According to analysis by Symantec researchers, the Linux GoGra variant establishes initial access by tricking victims into executing ELF binaries disguised as PDF files. Once deployed, a Go-based dropper installs an i386 payload and establishes persistence via systemd and an XDG autostart entry that masquerades as the legitimate Conky system monitor for Linux and BSD systems.

The malware authenticates to Microsoft’s cloud using hardcoded Azure Active Directory credentials to obtain OAuth2 tokens, enabling interaction with Outlook mailboxes through the Microsoft Graph API. It monitors a specific folder named “Zomato Pizza” in the compromised Outlook account every two seconds, using OData queries to detect incoming emails with subject lines beginning with “Input.”

Upon identifying such messages, the malware decrypts their base64-encoded and AES-CBC-encrypted contents to extract and execute commands locally. The results of these executions are then AES-encrypted and transmitted back to the attackers via reply emails with subject lines labeled “Output.” To minimize forensic traces, the malware issues HTTP DELETE requests to remove the original command email after processing.

Harvester, the group behind the malware, has been active since at least 2021 and is known to develop custom tools including backdoors and loaders for campaigns targeting telecommunications, government, and IT organizations across South Asia.
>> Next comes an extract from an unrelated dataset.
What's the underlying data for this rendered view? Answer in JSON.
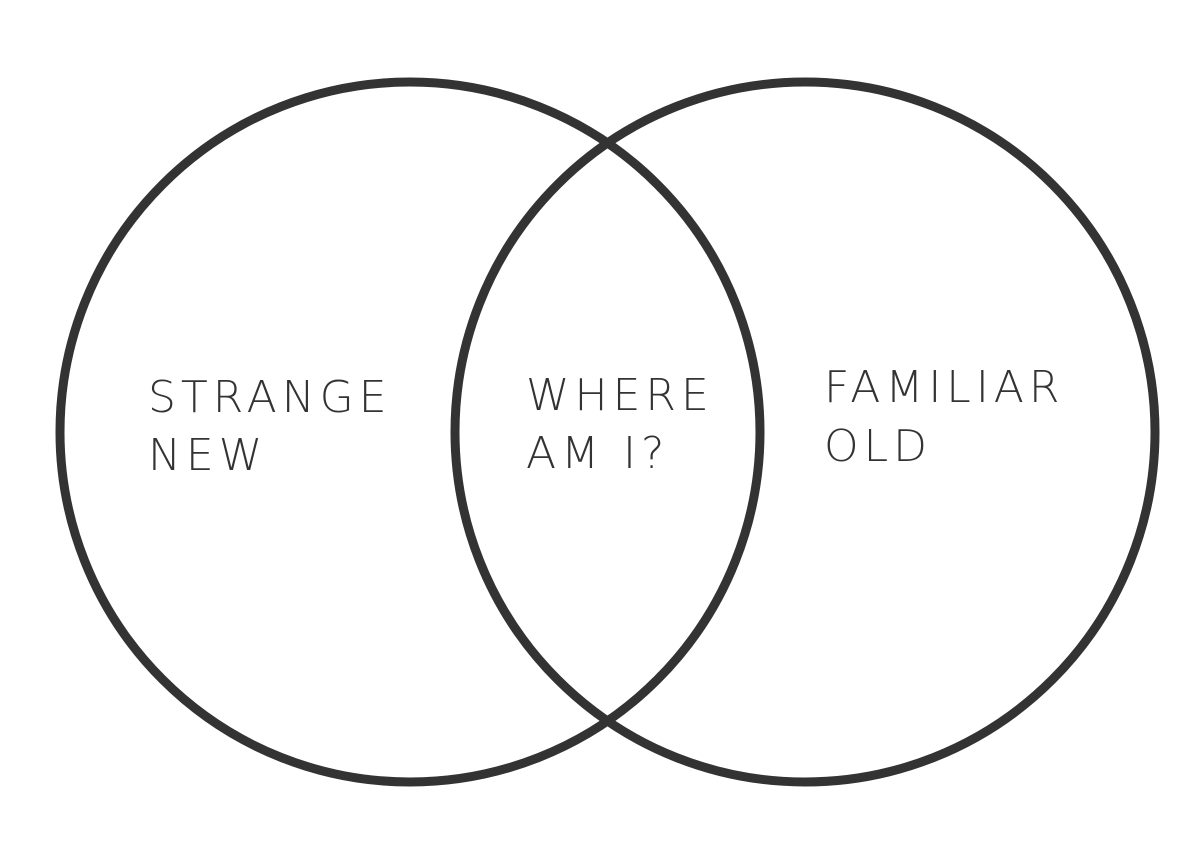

The use of Microsoft Graph API allows the malware to blend malicious activity with legitimate cloud service traffic, significantly reducing its visibility to conventional security monitoring tools.

This development reflects a broader trend in which threat actors abuse trusted cloud platforms like Microsoft Outlook and Graph API for command-and-control operations. Similar tactics have been observed in other malware families such as NotDoor, used by APT28 to target Outlook users via VBA-based backdoors, and FINALDRAFT, a post-exploitation framework that also uses email drafts for communication via Microsoft Graph API.

The reliance on legitimate cloud services for malicious purposes underscores the growing challenge defenders face in distinguishing between benign and harmful activity within authorized enterprise environments. As attackers continue to refine techniques that abuse trusted infrastructure, detection strategies must evolve beyond signature-based methods to include behavioral analysis of API usage and mailbox interactions.